Despite the unimaginable horror of losing you the way I did, I’m left with what can only be described as “God watching over me during my darkest hour”. The experience had such a profound impact that it cushioned the blow of what should have destroyed my sanity. God came to me through a song, and I’m convinced he did it to reassure me that you are safe in heaven. I still get goosebumps when I hear “Come Thou Fount of Every Blessing”. I literally flashback to my stay at the hospital and my heart swells with the same intense peace and serenity that washed over me the morning I lost you.
I’ll never forget the first time I heard it or the sensation I got, a feeling like God was speaking directly to me through the song. I woke up at 2:30 in the morning and the moment I opened my eyes I heard the song start to play. Then, while I was in labor with you I heard it again. I pushed and pushed and just felt so defeated that I couldn’t get you out. Aaron handed me my headphones and it relaxed me in a way that all the modern medicine in the world could not. What some might call a coincidence, I will only know the truth in my heart and how it comforted me during my darkest hour.

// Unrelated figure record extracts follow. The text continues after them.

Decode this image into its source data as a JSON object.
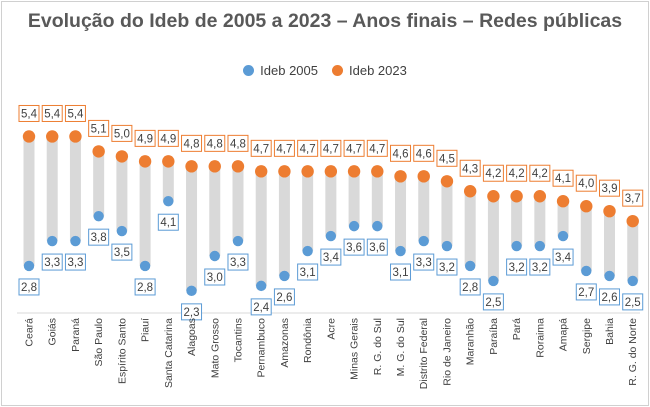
{
  "chart_data": {
    "type": "dumbbell",
    "title": "Evolução do Ideb de 2005 a 2023 – Anos finais – Redes públicas",
    "xlabel": "",
    "ylabel": "",
    "legend_position": "top",
    "series": [
      {
        "name": "Ideb 2005",
        "color": "#5b9bd5",
        "values": [
          2.8,
          3.3,
          3.3,
          3.8,
          3.5,
          2.8,
          4.1,
          2.3,
          3.0,
          3.3,
          2.4,
          2.6,
          3.1,
          3.4,
          3.6,
          3.6,
          3.1,
          3.3,
          3.2,
          2.8,
          2.5,
          3.2,
          3.2,
          3.4,
          2.7,
          2.6,
          2.5
        ],
        "labels": [
          "2,8",
          "3,3",
          "3,3",
          "3,8",
          "3,5",
          "2,8",
          "4,1",
          "2,3",
          "3,0",
          "3,3",
          "2,4",
          "2,6",
          "3,1",
          "3,4",
          "3,6",
          "3,6",
          "3,1",
          "3,3",
          "3,2",
          "2,8",
          "2,5",
          "3,2",
          "3,2",
          "3,4",
          "2,7",
          "2,6",
          "2,5"
        ]
      },
      {
        "name": "Ideb 2023",
        "color": "#ed7d31",
        "values": [
          5.4,
          5.4,
          5.4,
          5.1,
          5.0,
          4.9,
          4.9,
          4.8,
          4.8,
          4.8,
          4.7,
          4.7,
          4.7,
          4.7,
          4.7,
          4.7,
          4.6,
          4.6,
          4.5,
          4.3,
          4.2,
          4.2,
          4.2,
          4.1,
          4.0,
          3.9,
          3.7
        ],
        "labels": [
          "5,4",
          "5,4",
          "5,4",
          "5,1",
          "5,0",
          "4,9",
          "4,9",
          "4,8",
          "4,8",
          "4,8",
          "4,7",
          "4,7",
          "4,7",
          "4,7",
          "4,7",
          "4,7",
          "4,6",
          "4,6",
          "4,5",
          "4,3",
          "4,2",
          "4,2",
          "4,2",
          "4,1",
          "4,0",
          "3,9",
          "3,7"
        ]
      }
    ],
    "categories": [
      "Ceará",
      "Goiás",
      "Paraná",
      "São Paulo",
      "Espírito Santo",
      "Piauí",
      "Santa Catarina",
      "Alagoas",
      "Mato Grosso",
      "Tocantins",
      "Pernambuco",
      "Amazonas",
      "Rondônia",
      "Acre",
      "Minas Gerais",
      "R. G. do Sul",
      "M. G. do Sul",
      "Distrito Federal",
      "Rio de Janeiro",
      "Maranhão",
      "Paraíba",
      "Pará",
      "Roraima",
      "Amapá",
      "Sergipe",
      "Bahia",
      "R. G. do Norte"
    ],
    "connector_color": "#d9d9d9"
  }
}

Flashing back to the day you were born, March 23rd, 2018: I came out of a C-section that nearly took my life and felt thankful to be alive. That morning, you went to heaven and in the process, I was reassured by God with a beautiful message. My mom arrived to my bedside with the movie Heaven is Real. I had been desperately searching for the movie all weekend because I remembered how the little boy had a near death experience and talked about visiting his sister in heaven.
As I watched the movie, tears came pouring out of my eyes. There was that song, (Come Thou Fount of Every Blessing). I laid in my hospital bed listening to the song in disbelief. It played for the third time, then a fourth, fifth and sixth time. I had watched this movie nearly 6 years prior but didn’t recall the song having any relation. It didn’t have any meaning to me back then. It was only in that moment that I turned on the movie and heard the song play 4 more times that it really confirmed the message came straight from god.
An entire year has gone by, and I have yet to hear the same song come on my Brian Crain Pandora station. It makes me wonder if it ever will again. I mean, Brain Crain is a classical music station and I never hear any songs with words or hymns for that matter. I still watch Heaven is Real and get goosebumps every time Colton meets his sister. Your death, as devastating as it is. . . has brought me closer to God. I was never one to think about heaven, but it’s starting to look like an amazing place now that you’re in it.
I imagine you up there dancing in a field of wildflowers, twirling around in a pink floral sundress. I can see you smiling at butterflies and laughing at fluffy white bunnies, living in a state of complete joy with the love of God lighting up your world. I often think about the day we will finally be reunited. I picture myself 80 or 90 years old, after a life well lived, still waking up every morning wondering, waiting and wishing you were here. I’m fairly certain I won’t fear death. After spending nearly a lifetime of living in anticipation, I will finally get to meet you.
So today, I celebrate you Audrina. I’m grateful for you and your eternal life in Heaven. As long as the sun rises and falls I’ll think of you. I promise to keep your spirit alive by living passionately in your honor. I hope to spread more joy and find opportunities to serve others walking along the same jagged path I’ve crossed. I’ll take you with me while I endure a lifetime apart. Until I see you again, I’ll carry you in my heart.